Originally posted by howmuchisthedoggy
it doesn't matter which way you cut it,
TORTURE IS WRONG
Comparing it to Boot Camp? Come on! Do detainees get paid and helped with their college education? Do detainees have a choice in the matter?
Never mind that, do they strip you naked and humiliate you with sexually perverse acts in front of your families or peers?
Comparing being stolen away from your family and native country to a far away secret prison.
Recruits know they can wash out.
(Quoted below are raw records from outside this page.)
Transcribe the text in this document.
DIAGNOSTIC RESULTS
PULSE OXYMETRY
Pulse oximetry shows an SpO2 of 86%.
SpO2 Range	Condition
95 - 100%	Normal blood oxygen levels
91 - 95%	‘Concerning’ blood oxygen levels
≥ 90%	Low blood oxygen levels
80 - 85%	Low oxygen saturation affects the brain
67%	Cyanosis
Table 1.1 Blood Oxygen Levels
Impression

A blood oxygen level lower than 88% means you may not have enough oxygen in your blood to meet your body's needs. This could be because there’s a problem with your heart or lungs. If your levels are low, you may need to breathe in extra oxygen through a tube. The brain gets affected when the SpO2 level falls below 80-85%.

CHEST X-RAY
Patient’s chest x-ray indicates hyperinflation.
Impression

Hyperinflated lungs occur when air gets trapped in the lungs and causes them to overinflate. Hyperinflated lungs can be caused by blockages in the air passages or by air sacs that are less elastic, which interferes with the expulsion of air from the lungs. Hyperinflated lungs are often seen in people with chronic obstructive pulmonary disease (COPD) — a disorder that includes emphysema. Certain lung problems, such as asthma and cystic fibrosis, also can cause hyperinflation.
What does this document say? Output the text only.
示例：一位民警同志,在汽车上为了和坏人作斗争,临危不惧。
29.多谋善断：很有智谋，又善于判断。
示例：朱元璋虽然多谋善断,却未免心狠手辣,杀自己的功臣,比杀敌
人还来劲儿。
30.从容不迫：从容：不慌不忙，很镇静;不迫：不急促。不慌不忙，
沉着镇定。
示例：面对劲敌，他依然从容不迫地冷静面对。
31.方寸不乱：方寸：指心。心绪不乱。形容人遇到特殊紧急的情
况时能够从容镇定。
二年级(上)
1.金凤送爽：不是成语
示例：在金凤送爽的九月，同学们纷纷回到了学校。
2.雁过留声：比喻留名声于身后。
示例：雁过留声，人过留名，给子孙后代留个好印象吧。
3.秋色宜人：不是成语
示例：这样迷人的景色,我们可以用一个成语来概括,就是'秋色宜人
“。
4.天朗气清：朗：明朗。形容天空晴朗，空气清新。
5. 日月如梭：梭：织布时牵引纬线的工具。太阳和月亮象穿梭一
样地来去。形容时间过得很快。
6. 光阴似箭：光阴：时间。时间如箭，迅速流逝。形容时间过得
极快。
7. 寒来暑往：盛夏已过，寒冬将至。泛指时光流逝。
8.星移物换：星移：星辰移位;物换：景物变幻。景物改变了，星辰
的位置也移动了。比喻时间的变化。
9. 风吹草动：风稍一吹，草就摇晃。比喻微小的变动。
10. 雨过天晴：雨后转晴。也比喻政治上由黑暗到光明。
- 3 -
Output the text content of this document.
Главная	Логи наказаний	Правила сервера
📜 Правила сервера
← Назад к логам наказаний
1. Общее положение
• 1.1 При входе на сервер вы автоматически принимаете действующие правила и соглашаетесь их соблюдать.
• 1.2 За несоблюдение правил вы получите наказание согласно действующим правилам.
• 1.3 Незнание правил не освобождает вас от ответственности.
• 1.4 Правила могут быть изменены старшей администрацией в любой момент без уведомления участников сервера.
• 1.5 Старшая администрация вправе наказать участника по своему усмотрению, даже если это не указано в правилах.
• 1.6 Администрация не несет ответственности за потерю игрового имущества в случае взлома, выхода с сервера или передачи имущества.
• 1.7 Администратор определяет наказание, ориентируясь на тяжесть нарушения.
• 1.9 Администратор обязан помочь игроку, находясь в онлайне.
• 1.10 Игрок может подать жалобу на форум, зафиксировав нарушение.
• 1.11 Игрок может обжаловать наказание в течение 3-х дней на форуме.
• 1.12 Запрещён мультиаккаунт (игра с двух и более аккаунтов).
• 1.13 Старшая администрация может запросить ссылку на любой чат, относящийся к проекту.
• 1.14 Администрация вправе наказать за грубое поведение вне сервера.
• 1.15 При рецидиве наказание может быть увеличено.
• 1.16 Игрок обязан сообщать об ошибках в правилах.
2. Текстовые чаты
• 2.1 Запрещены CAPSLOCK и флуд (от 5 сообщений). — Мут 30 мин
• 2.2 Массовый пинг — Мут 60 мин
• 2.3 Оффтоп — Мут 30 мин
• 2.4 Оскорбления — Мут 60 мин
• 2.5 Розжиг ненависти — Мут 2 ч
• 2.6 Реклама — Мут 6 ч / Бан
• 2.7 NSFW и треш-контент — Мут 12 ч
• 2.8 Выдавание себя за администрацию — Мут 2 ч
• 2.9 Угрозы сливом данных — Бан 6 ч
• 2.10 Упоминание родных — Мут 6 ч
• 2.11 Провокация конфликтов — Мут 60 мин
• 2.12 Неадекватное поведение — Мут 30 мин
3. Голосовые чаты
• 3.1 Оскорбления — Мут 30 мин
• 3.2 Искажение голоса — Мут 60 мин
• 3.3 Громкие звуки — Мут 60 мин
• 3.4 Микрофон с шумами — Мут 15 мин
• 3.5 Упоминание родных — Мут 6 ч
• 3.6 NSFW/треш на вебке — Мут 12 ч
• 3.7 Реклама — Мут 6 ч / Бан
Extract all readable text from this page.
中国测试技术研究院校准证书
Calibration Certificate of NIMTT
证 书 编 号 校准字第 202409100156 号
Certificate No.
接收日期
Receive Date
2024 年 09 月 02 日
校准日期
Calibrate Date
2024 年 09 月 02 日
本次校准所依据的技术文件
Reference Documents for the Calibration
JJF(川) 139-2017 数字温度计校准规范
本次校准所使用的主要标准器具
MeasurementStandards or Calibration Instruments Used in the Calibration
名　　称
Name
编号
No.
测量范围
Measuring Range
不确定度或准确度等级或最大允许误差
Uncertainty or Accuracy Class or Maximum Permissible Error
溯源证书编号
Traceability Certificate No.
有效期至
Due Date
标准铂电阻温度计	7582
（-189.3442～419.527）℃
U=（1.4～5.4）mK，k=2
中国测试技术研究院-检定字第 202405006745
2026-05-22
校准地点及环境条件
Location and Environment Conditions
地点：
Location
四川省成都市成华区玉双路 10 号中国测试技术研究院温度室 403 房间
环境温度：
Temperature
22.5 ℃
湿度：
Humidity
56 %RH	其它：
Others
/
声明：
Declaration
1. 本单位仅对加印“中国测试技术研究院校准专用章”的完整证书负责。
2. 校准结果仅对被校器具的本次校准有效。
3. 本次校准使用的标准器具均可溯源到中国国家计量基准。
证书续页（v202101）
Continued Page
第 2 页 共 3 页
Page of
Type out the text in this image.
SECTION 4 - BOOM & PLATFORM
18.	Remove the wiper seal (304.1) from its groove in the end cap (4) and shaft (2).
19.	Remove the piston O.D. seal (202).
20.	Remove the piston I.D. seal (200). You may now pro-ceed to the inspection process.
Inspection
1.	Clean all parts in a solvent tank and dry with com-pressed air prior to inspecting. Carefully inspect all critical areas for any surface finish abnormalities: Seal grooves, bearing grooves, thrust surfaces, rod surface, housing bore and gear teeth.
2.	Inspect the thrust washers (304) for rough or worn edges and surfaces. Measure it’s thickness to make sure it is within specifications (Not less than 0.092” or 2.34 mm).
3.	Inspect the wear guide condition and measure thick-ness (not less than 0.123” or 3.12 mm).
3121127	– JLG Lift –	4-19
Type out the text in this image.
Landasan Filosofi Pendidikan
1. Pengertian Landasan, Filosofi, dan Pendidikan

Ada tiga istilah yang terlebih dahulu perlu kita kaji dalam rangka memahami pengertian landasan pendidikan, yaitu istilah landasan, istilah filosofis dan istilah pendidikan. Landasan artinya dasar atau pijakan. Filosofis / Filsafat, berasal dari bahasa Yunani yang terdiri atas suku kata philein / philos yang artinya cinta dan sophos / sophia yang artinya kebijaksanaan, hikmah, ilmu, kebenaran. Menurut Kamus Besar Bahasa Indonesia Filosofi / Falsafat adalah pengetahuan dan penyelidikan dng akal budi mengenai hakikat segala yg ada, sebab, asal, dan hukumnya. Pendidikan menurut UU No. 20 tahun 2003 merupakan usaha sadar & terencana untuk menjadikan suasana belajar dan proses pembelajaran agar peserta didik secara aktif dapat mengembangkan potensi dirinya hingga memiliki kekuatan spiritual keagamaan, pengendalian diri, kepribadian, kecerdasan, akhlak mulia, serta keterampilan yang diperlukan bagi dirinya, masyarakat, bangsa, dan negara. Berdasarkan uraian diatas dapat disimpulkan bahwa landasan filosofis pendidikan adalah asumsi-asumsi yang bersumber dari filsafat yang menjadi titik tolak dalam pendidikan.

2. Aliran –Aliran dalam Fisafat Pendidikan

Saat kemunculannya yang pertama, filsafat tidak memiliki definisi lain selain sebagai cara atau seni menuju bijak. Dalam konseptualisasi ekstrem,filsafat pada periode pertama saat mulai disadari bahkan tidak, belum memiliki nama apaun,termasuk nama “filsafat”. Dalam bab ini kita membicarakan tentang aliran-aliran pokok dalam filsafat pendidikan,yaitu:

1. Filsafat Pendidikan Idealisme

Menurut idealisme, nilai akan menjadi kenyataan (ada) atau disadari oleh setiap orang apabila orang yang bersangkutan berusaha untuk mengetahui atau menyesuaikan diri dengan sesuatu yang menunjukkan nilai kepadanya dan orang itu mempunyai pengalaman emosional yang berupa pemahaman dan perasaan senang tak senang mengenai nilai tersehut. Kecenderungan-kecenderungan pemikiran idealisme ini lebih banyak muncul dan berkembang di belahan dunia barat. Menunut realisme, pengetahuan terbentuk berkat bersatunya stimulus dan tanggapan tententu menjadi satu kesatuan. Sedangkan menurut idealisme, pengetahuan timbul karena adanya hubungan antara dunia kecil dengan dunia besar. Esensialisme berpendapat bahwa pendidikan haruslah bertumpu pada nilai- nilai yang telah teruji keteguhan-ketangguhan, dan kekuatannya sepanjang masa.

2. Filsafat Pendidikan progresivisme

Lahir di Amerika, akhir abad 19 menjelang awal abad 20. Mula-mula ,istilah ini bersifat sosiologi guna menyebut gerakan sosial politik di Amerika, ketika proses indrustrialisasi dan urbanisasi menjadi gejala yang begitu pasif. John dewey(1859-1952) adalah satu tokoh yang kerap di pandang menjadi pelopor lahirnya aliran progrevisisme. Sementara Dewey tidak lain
Detainees don't even know if they will live to see another day, never mind live to see their families and friends again.
Comparing a few weeks of character building and exhausting physical and mental exertion to being kidnapped and tortured by a foreign entity is just plain naive.
Nothing, and I mean nothing justifies torturing and inflicting mental and physical anguish on a fellow human being.
Originally posted by snafu7700
after volunteering to fight against the american military. how convenient that you leave that part out.
Originally posted by GradyPhilpott
When I went through Marine Boot Camp at MCRD, San Diego, in 1967, "torture" was widely employed. Not the kind that one would compare to a enemy prison camp, but the infliction of pain was a common form of punishment. Hanging off a wall locker by one's elbows for extended periods, supporting oneself in one's elbows and toes for extended periods, blows to the head and solar plexus, doing push ups on one's fists on pebbled blacktop for extended periods, lean at rest on concrete for extended periods, doing calisthenics in a cloud of dust so thick that breathing is next to impossible for extended periods, holding a rifle out in front of one's body with elbows locked for extended periods are just a few of the methods employed by Drill Instructors in my day.
Clearly, lethal force was not used, as the goal was for us to survive so we could go overseas to face lethal force. I broke my left fibula during one period of extensive calisthenics and was out of training for about a month. Some recruits have "nervous breakdowns" because of the emotional and psychological stress.
It was a very tough twelve weeks, but having endured all those and more, I wouldn't trade that experience for any other experience in all the world.